Ela detalha como as grandes farmacêuticas perderiam seu atual controle sobre as vacinas e, afinal, sobre o enfrentamento à pandemia e as chances de recuperação. Em entrevista à publicação Perople’s Dispatch, ela cita casos como a da empresa americana Moderna, que está se recusando a compartilhar know-how da sua vacina de mRNA anticovid. E com a recusa, atrasa o desenvolvimento de uma vacina similar, que está em andamento na África do Sul, diz Fátima.

“Veja a Johnson & Johnson, que já vem arrastando as negociações (na OMC) por um ano. A suspensão eliminaria as barreiras de propriedade intelectual em todo o mundo ao mesmo tempo”. E aí há um ponto central. Não se está falando apenas de direitos em relação a vacinas. O rompimento com a Saúde empresarial precisa ser drástico. “Também estamos falando de diagnósticos e tratamentos”, diz a advogada sul-africana.

“Não precisamos apenas de vacinas. Também precisamos de ventiladores, testes e programas de imunização. [...] E os produtores desses materiais dificultarão sua produção por outras pessoas porque isso prejudica os lucros. A última coisa que precisamos agora é experimentar o apartheid do tratamento depois de experimentar o apartheid da vacina.”

 

 

 

 

Nessas condições é que delegações dos 164 países da OMC reunidas em Genebra, hoje, vão examinar a reformulação do regime do Acordo sobre Aspectos dos Direitos de Propriedade Intelectual Relacionados ao Comércio (Trips, na sigla inglesa), em vigor desde 2007. A reformulação – aparentemente ousada, já que o próprio acordo continua letra morta quanto à suspensão de direitos comerciais – foi proposta em outubro de 2020 pela Índia e a África do Sul, com o atual apoio de 60 países de renda média e baixa.

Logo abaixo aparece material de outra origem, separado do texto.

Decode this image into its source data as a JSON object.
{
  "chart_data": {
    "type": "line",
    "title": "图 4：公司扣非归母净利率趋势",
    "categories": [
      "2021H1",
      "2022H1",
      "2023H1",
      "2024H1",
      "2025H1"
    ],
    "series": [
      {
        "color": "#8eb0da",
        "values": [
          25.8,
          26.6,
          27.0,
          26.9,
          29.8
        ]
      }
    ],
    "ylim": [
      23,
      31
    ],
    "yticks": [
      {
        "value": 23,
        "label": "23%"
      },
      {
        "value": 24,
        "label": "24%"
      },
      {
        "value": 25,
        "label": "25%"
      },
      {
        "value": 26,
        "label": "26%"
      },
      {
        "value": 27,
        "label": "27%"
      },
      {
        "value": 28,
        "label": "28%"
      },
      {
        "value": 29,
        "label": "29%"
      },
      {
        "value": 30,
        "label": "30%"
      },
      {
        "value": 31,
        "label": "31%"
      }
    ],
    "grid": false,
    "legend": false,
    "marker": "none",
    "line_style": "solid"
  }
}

Os países defenderam, especialmente, que a “renúncia de propriedade intelectual (por parte das farmacêuticas oligopolistas) deve continuar em vigor até que a vacinação generalizada esteja em vigor no mundo, e que a maioria da população mundial tenha desenvolvido imunidade". A ideia é mudar o Acordo de maneira significativa, diz o fórum online Just Security, permitindo a transferência substancial de tecnologia para vacinas, terapias e testes diagnósticos.

A nova versão do Trips cobre não apenas patentes, enfatiza o fórum, mas também direitos autorais, desenhos industriais e informações não divulgadas, incluindo know-how e segredos comerciais. E a África do Sul e a Índia ainda modificaram essa proposta em maio passado pedindo a suspensão se estenda por três anos. Sediado na Faculdade de Direito da Universidade de Nova York, o Just Security, de inclinação política liberal, deu à sua análise um título que diz muito da pressão existente sobre a Big Pharma: “Ômicron: a variante que o apartheid da vacina construiu”.

O fato é que o planeta pagou caro pelo oligopólio sanitário. Pelas contas da Aliança People’s Vaccine, a Pfizer e a Moderna cobraram dos governos U$ 41 bilhões acima do custo de produção de suas vacinas. As nações ricas podem ter pago um preço até 24 vezes acima do custo de produção, diz uma reportagem recente. As grandes empresas podem ter que ceder a uma suspensão de seus ativos comerciais, sugere a reportagem.

O maior obstáculo a uma mudança dessa ordem no sistema internacional é que a OMC opera por consenso, e os interesses envolvidos são muito variados. Mas o impasse é fruto da soma de interesses também diversificados pressionando os oligopólios. Eles agrupam governo dos países ricos, suas sociedades civis e sindicatos – nesse caso simbolizados pelo grande protesto de enfermeiros representando 2,5 milhões de servidores da saúde de 28 países.

No fim de novembro passado, eles encaminharam uma carta à ONU denunciando a recusa da Big Pharma em reformular o Trips, responsabilizando os governos dos países desenvolvidos por não pressionarem suficientemente as empresas, e assim condenar o mundo a um sofrimento inaceitável, face à pandemia. Essa manifestação, conforme a publicação Peoples Dispatch, simboliza o apoio de mais de 200 milhões de trabalhadores do mundo à suspensão dos direitos comerciais.